Warren Buffett has been described as the most successful investor of the 20th century and one of the world’s wealthiest and most influential people. Each year since 1965 he has published his annual letter to shareholders, a document considered by many fund managers to be investment gospel.
He wrote in his 1993 letter “By periodically investing in an index fund the know-nothing investor can actually outperform most investment professionals.”
Investing is one of the few things in life that the less you do the better you end up. The premise of a buy and hold strategy is that share markets tend to rise in the long term. Rather than obsessing over which ETF or stock will be the next big thing, a more appropriate strategy is to buy a diversified portfolio, leave it alone, and to hold it indefinitely.
Study after study shows this type of investing has done better than active trading strategies. We’ve written about many times over the years including in Why you wont beat the market.
In 16 of the past 20 years, the Australian share market has posted a positive return.
Another common strategy to complement the buy-and-hold is to dollar cost average where you buy into the market at regular intervals.
Over the last 50 years, the long term average return on the Australian share market is 9.1% per year including dividends. This includes a few negative years. Had you invested $10,000 in 1970, the value of that in 2020 would be $803,897. That’s the magic of compounding, having your dividends reinvested, and staying put over the long term. Check out our investment calculator to see it for yourself.
Why do buy-and-hold strategies outperform? Every time you trade, you incur costs such as brokerage and tax. The reason active buying and selling underperforms a buy-and-hold strategy is because these increased transaction costs eat into your returns. Even the Australian Taxation Office (ATO) encourages you to hold assets for longer periods of time, providing capital gains discounts.
Why ETFs can be used for buy-and-hold investing
Better investing is done on autopilot. Fewer headaches, fewer decisions, and fewer costs. ETFs provide a great long term vehicle that investors can use to implement their buy-and-hold strategy.
Top 5 tips for buy-and-hold ETFs:
- Good level of size – ETFs that don’t grow fast enough can shut down. It’s important to pick ETFs that have ample asset size (ideally $50 million plus) to avoid this risk.

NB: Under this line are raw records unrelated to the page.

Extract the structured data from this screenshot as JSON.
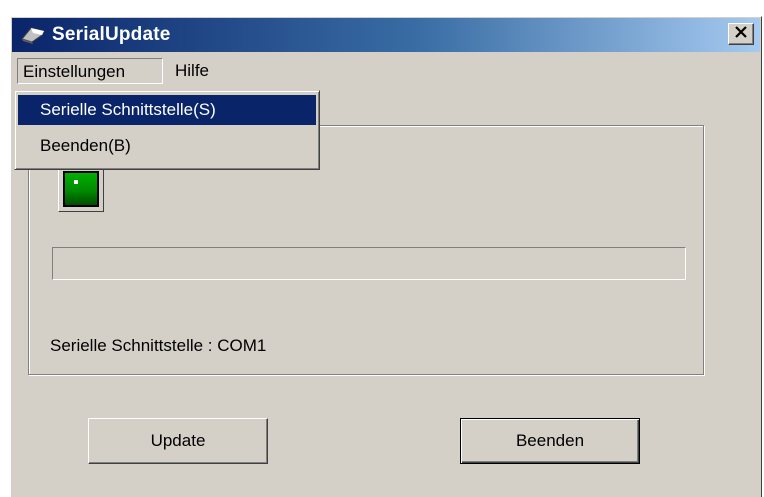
{
  "window": {
    "title": "SerialUpdate",
    "app_icon": "joystick-icon",
    "close_icon": "close-icon"
  },
  "menubar": {
    "items": [
      {
        "label": "Einstellungen",
        "state": "open"
      },
      {
        "label": "Hilfe"
      }
    ]
  },
  "dropdown": {
    "items": [
      {
        "label": "Serielle Schnittstelle(S)",
        "selected": true
      },
      {
        "label": "Beenden(B)",
        "selected": false
      }
    ]
  },
  "status_indicator": {
    "icon": "led-indicator-icon",
    "color": "#00a000"
  },
  "progress": {
    "value": 0
  },
  "status_text": "Serielle Schnittstelle : COM1",
  "buttons": {
    "update_label": "Update",
    "beenden_label": "Beenden"
  },
  "colors": {
    "face": "#d4d0c8",
    "titlebar_start": "#0a246a",
    "titlebar_end": "#a6caf0",
    "selection": "#0a246a"
  }
}
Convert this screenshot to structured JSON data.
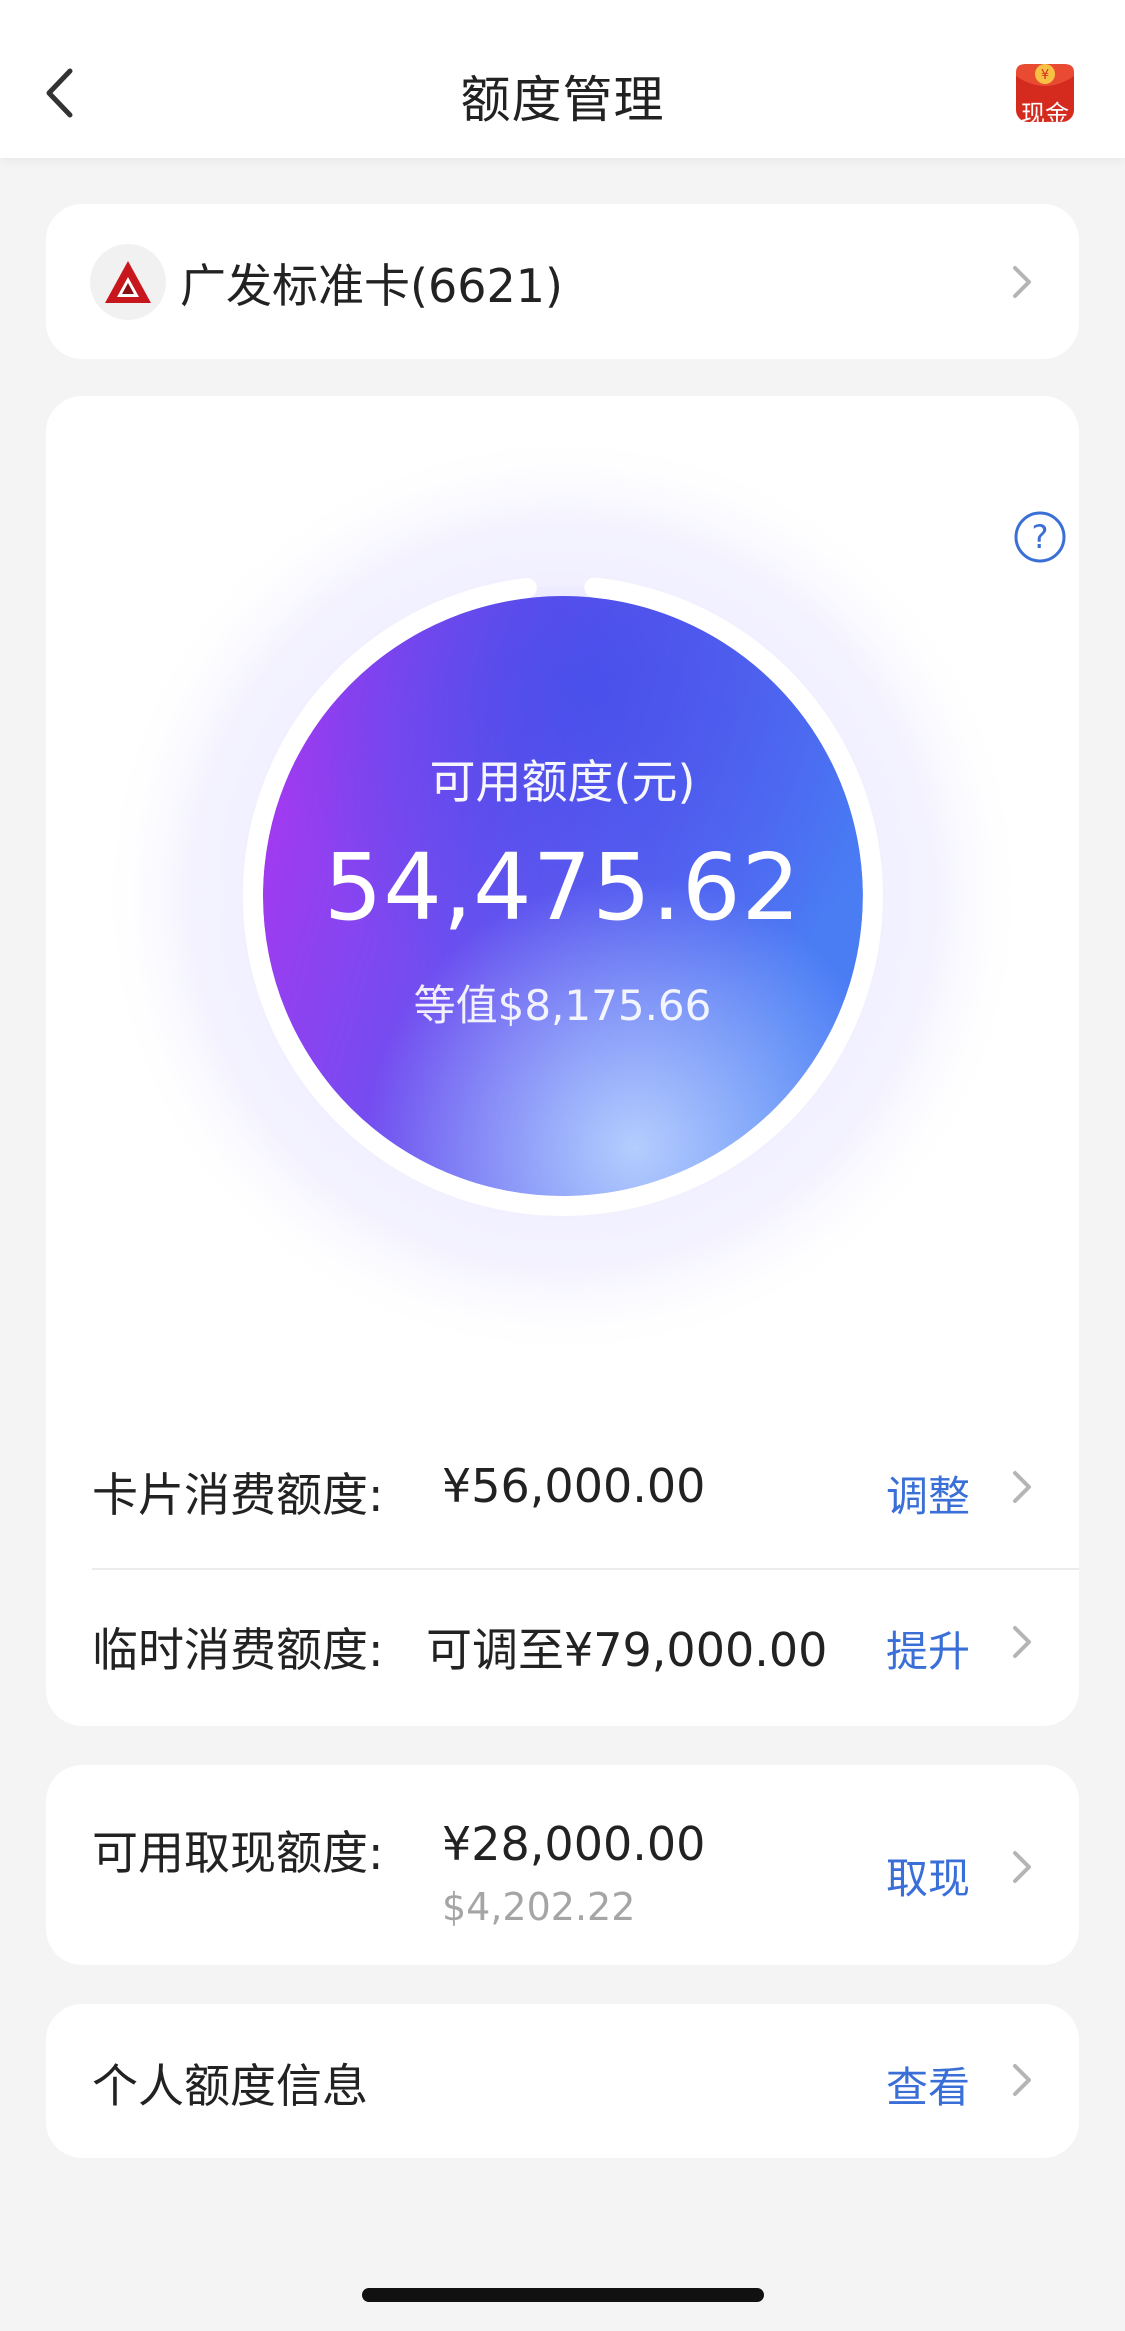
{
  "nav": {
    "title": "额度管理",
    "cash_badge": "现金",
    "icons": {
      "back": "chevron-left-icon",
      "cash": "cash-red-packet-icon"
    }
  },
  "card_select": {
    "name": "广发标准卡(6621)",
    "logo_icon": "cgb-bank-logo-icon"
  },
  "available": {
    "title": "可用额度(元)",
    "amount": "54,475.62",
    "equivalent": "等值$8,175.66",
    "used_fraction": 0.06
  },
  "consumption": {
    "label": "卡片消费额度:",
    "value": "¥56,000.00",
    "action": "调整"
  },
  "temporary": {
    "label": "临时消费额度:",
    "value": "可调至¥79,000.00",
    "action": "提升"
  },
  "cash": {
    "label": "可用取现额度:",
    "value": "¥28,000.00",
    "sub_value": "$4,202.22",
    "action": "取现"
  },
  "personal": {
    "label": "个人额度信息",
    "action": "查看"
  },
  "colors": {
    "accent": "#3a6fd8",
    "ring_purple": "#a43ae6",
    "ring_blue": "#4f6ef0"
  }
}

- Low fees – the less you pay, the more return is left for you. Higher ETF fees are a drag on long term returns, so it’s important to find low cost ETFs (ideally less than 0.20% p.a.).
- Track record of index – all index ETFs track a market index, but some indices have not been around for very long. Choose ETFs that have well established track records over many years.
- Long term history of good performance – rather than looking at the monthly performance, focus on the long term returns over three, five and ten years.
- Liquidity and spreads – while not the most important consideration for buy and hold investors (given there is minimal transactions taking place), when choosing your ETF, choose an ETF with low spreads that is highly liquid.